Cafferata described the influx of unemployment claims as “beyond a tsunami.” She painted a picture of a stretched-thin department that is proactively bringing in more resources and adapting as best it can, particularly since the creation of a dedicated task force in August.
“We literally have had 1.2 million initial claims for unemployment in Nevada,” said Cafferata, who has been in the top role since September and is the department’s third director since March. “The workforce is 1.5 million workers. So, that gives you a sense of the magnitude of work (and) the (numbers of) claims that are not going to be eligible to be paid.”

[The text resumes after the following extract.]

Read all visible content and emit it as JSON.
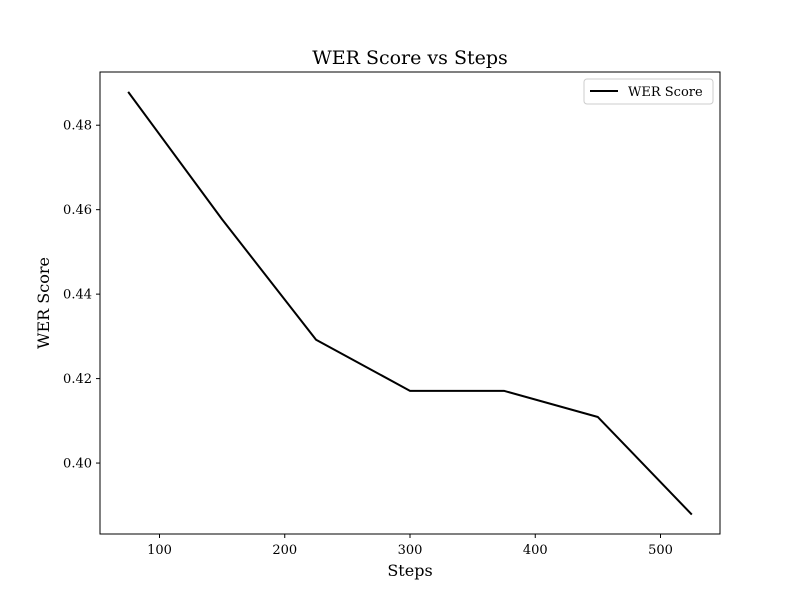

Nevada in April recorded an unemployment rate of 30.1 percent — the highest unemployment rate recorded by any state since reliable data has been kept. While many of Nevada’s jobs have returned as businesses were allowed to reopen, the unemployment rate remains elevated at 10.1 percent in November. Nevada is one of only three states with an unemployment rate in the double digits. (New Jersey and Hawaii are the others.)
Nevada’s unemployment rate in November 2019 was 3.7 percent.
According to Cafferata, in 2019, the average number of claims averaged 18,000 per week. DETR is currently averaging 280,000 per week.
“Those folks are not calling you because they’re getting their benefits,” she told lawmakers. “You’re hearing from the folks who are in the backlog.”
Cafferata told lawmakers that since August DETR has worked through 90 percent of its PUA backlog and almost 90 percent of its backlog of regular unemployment claims. But new claims are still flowing in high numbers.
“It’s very difficult to make headway on the overall backlog because the number of applications are continuing to inundate us,” she said. “We’ve made a huge dent. We think we have the tools in place to get a better handle on things and resolve it more quickly.”
Approximately 200 employees from Nevada’s Department of Welfare and Social Services are working overtime for DETR and will continue to do so into the new year. Cafferata said DETR is also exploring the possibility of tapping the Public Utilities Commission and UNLV’s Boyd School of Law to work on appeals.
Acknowledging that the department will eventually have to stop borrowing staff, Cafferata said DETR is continuing to boost its internal staff with additional employees.
She also addressed fraudulent claims. DETR plans to conduct an analysis on their backend to identify fraudulent claims and explore possible patterns in them.
“A lot of what you see in terms of cases that are not being paid, they represent folks who are not legitimate Nevada claimants,” said Cafferata. “When people say thousands of people not being paid, that’s probably a good thing because we know they’re not valid applicants.”
There are also increased national efforts to crack down on fraudulent activities that cross state lines, including increased scrutiny from banks. Earlier this month, Bank of America announced that more than $2 billion has been stolen from California’s unemployment fund.
Cafferata said it will take “several more months” before DETR can provide in-depth reports on fraud within its unemployment programs “but certainly every state in the country is dealing with it and we’ll have much more to say.”